Q&A: Enhanced oil recovery specialists talk about the outlook for EOR

SGS’s Mike Gunningham, principal production technologist, and Joop de Kok, senior reservoir engineer, say the future is bright for EOR

Upstream, Enhanced Oil Recovery, SGS, Q&A, Magazine, Special Report

What are the key factors that lead to success or failure in EOR projects?

Joop de Kok (JK): The success and failure is dependent on how much oil is left after the first stages [of production]. The steps [in the production process] are increasing in complexity, there are more things you have to be aware of, there are things you might overlook, things you just don’t know because you don’t have the information. There are more risks associated with EOR in general.

Mike Gunningham (MG): Generally, in an oil and gas project it’s about cost and how much additional recovery or production you get, and generally enhanced oil recovery is done at the end because it’s probably the most expensive way of getting the oil out. It’s something people look at when the price of oil is high, and people have been looking at it since the end of the Second World War because they thought the oil was going to run out.

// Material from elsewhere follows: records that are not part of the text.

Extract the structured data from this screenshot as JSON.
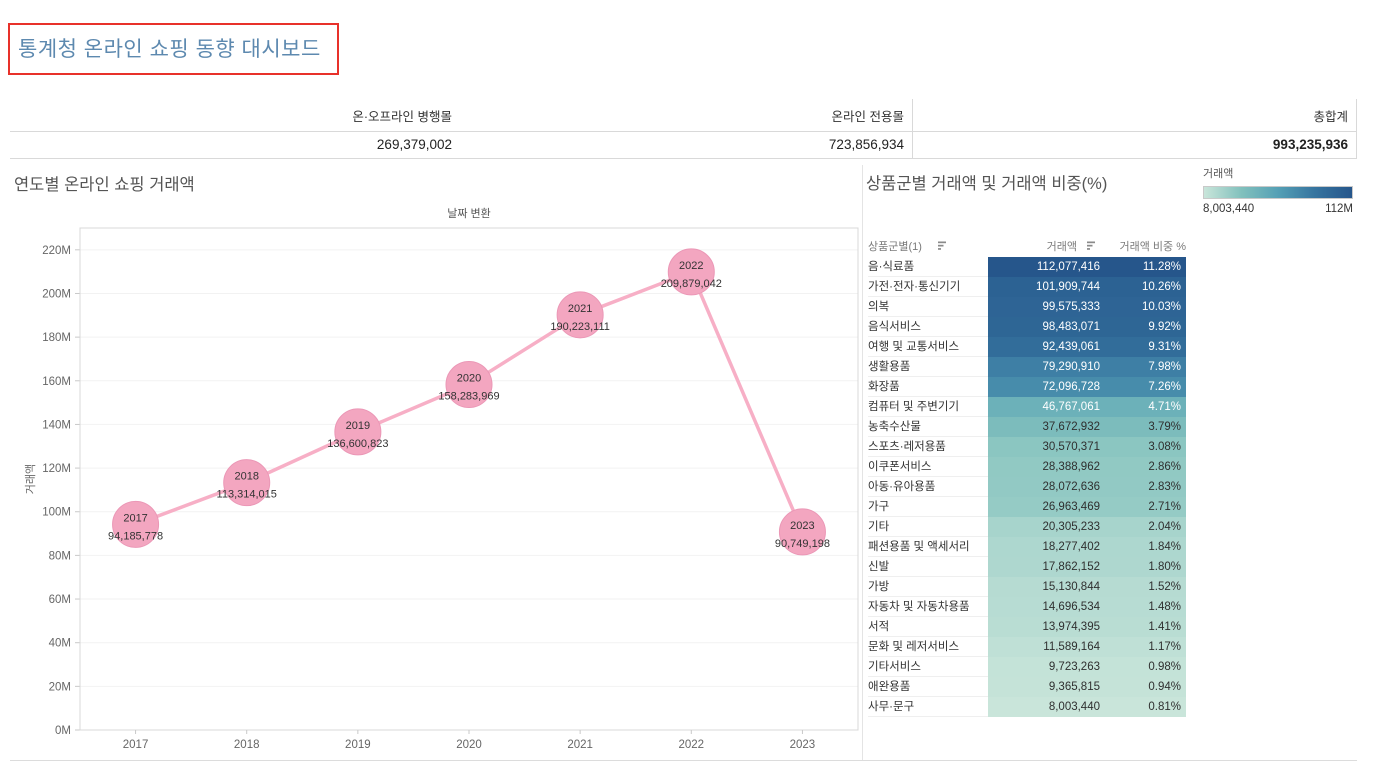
{
  "header": {
    "title": "통계청 온라인 쇼핑 동향 대시보드"
  },
  "summary": {
    "columns": [
      {
        "label": "온·오프라인 병행몰",
        "value": "269,379,002"
      },
      {
        "label": "온라인 전용몰",
        "value": "723,856,934"
      },
      {
        "label": "총합계",
        "value": "993,235,936"
      }
    ]
  },
  "chart_data": [
    {
      "type": "line",
      "title": "연도별 온라인 쇼핑 거래액",
      "axis_field_label": "날짜 변환",
      "xlabel": "",
      "ylabel": "거래액",
      "categories": [
        "2017",
        "2018",
        "2019",
        "2020",
        "2021",
        "2022",
        "2023"
      ],
      "values": [
        94185778,
        113314015,
        136600823,
        158283969,
        190223111,
        209879042,
        90749198
      ],
      "value_labels": [
        "94,185,778",
        "113,314,015",
        "136,600,823",
        "158,283,969",
        "190,223,111",
        "209,879,042",
        "90,749,198"
      ],
      "ylim": [
        0,
        230
      ],
      "ytick_step": 20,
      "ytick_max": 220,
      "ytick_suffix": "M",
      "grid": "faint-horizontal",
      "legend_position": "none",
      "line_color": "#f7afc6",
      "marker_fill": "#f3a6c0",
      "marker_stroke": "#eb97b6"
    },
    {
      "type": "table",
      "title": "상품군별 거래액 및 거래액 비중(%)",
      "legend": {
        "label": "거래액",
        "min_label": "8,003,440",
        "max_label": "112M"
      },
      "columns": [
        "상품군별(1)",
        "거래액",
        "거래액 비중 %"
      ],
      "color_domain": [
        8003440,
        112077416
      ],
      "gradient": [
        "#c9e5da",
        "#82c1bd",
        "#55a0b5",
        "#36749f",
        "#26568b"
      ],
      "rows": [
        {
          "category": "음·식료품",
          "amount": 112077416,
          "share": "11.28%"
        },
        {
          "category": "가전·전자·통신기기",
          "amount": 101909744,
          "share": "10.26%"
        },
        {
          "category": "의복",
          "amount": 99575333,
          "share": "10.03%"
        },
        {
          "category": "음식서비스",
          "amount": 98483071,
          "share": "9.92%"
        },
        {
          "category": "여행 및 교통서비스",
          "amount": 92439061,
          "share": "9.31%"
        },
        {
          "category": "생활용품",
          "amount": 79290910,
          "share": "7.98%"
        },
        {
          "category": "화장품",
          "amount": 72096728,
          "share": "7.26%"
        },
        {
          "category": "컴퓨터 및 주변기기",
          "amount": 46767061,
          "share": "4.71%"
        },
        {
          "category": "농축수산물",
          "amount": 37672932,
          "share": "3.79%"
        },
        {
          "category": "스포츠·레저용품",
          "amount": 30570371,
          "share": "3.08%"
        },
        {
          "category": "이쿠폰서비스",
          "amount": 28388962,
          "share": "2.86%"
        },
        {
          "category": "아동·유아용품",
          "amount": 28072636,
          "share": "2.83%"
        },
        {
          "category": "가구",
          "amount": 26963469,
          "share": "2.71%"
        },
        {
          "category": "기타",
          "amount": 20305233,
          "share": "2.04%"
        },
        {
          "category": "패션용품 및 액세서리",
          "amount": 18277402,
          "share": "1.84%"
        },
        {
          "category": "신발",
          "amount": 17862152,
          "share": "1.80%"
        },
        {
          "category": "가방",
          "amount": 15130844,
          "share": "1.52%"
        },
        {
          "category": "자동차 및 자동차용품",
          "amount": 14696534,
          "share": "1.48%"
        },
        {
          "category": "서적",
          "amount": 13974395,
          "share": "1.41%"
        },
        {
          "category": "문화 및 레저서비스",
          "amount": 11589164,
          "share": "1.17%"
        },
        {
          "category": "기타서비스",
          "amount": 9723263,
          "share": "0.98%"
        },
        {
          "category": "애완용품",
          "amount": 9365815,
          "share": "0.94%"
        },
        {
          "category": "사무·문구",
          "amount": 8003440,
          "share": "0.81%"
        }
      ]
    }
  ]
}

Is there a benefit to companies investing in EOR earlier in the production life cycle?

JK: It has been done before, especially in heavy oil. There is no way, or hardly any way, you can produce just by drilling wells or by water injection. Also, it’s not very efficient to do it at the end of field life. For example, for steam injection, all the water you have put in before has to be heated, so that’s inefficient. The reason people do it in the end is because it’s very expensive and at the end of the field life it’s also the time where you know most of your reservoir, so your uncertainties are reduced. If you would start from the start, your risk and your uncertainties would be higher.

Is that why pilot projects are so common in EOR?

JK: It needs a lot of investment from the facilities side, so you want to make sure it works before you put it in the entire field.

MG: I was working on a major EOR pilot offshore, and we took a phased approach where we tested water alternating gas, where you inject water for a period, then gas, then water… and the idea is that effectively the gas is kind of loosening up the oil and it’s pushed up by the water. So that was done as a pilot in one part of the field so they could see if it worked and then they could expand it to the rest of the field.

How is digitalisation affecting ‘field uncertainties’ and, consequently, EOR?

MG: The old-fashioned computer simulator for a reservoir was something called a “Black Oil Model,” and effectively it just looked at oil, water, and gas in separate phases. Now, you can have models where you can see the chemical interaction between what you’re injecting and what is being produced.

JK: Also, there’s a lot more data collection, which gives you a better idea of what’s going on in your reservoir, which reduces your uncertainty, and increases the chance of a successful EOR project.

Do oil & gas companies see the opportunity in EOR?

MG: Absolutely. On the plus side for EOR is the fact that you already have invested in wells, in facilities, so you don’t have that big capital expenditure like you would with a new field. There’s an incremental cost, but if it can give you an extra 5% or 10% recovery, especially in the Middle East, which has big fields, it could be worth it.

JK: For smaller companies, it’s always a balance of the cost and the risk associated with the additional barrels, and quite some companies are looking into that, but the lower oil price put it on hold for a bit.

Tell me more about how the oil downturn affected EOR.

MG: Generally speaking, new projects have either been put on hold or move slowly. A lot of EOR work can still go ahead because it’s a table top exercise where you’re running simulators and looking for options, so a lot of companies kept that going, looking for an upturn in price.

Should companies invest in developing new EOR methods?

JK: For smaller companies it’s often a bit too risky. There are some companies that are really trying new things, but a lot of them prefer to look at others first to see if it really works.

MG: Going forward with the new technology that we have, with the advanced computing capability and a better understand of the physics and chemistry of EOR, we’re lowering the threshold where you could try it out and increasing the chance of success.

How will EOR’s role change as ‘easy’ sources of oil start being used up?

MG: It has gotten more and more expensive to develop new fields. The deeper the water, or of it’s in an arctic region, it’s just going to be more and more expensive, in which case EOR looks a lot more attractive, especially if you reduce the uncertainty, since you’ve been producing for years.

The costs of carrying out EOR are going to come down, we’re going to have a better understanding with the technology and the computing power that we have, so that if we try EOR it’s more likely to succeed, and that will start making EOR projects as attractive as developing new oil, and I expect in the future it will become a lot cheaper than trying to get new oil. The future of EOR is looking very promising.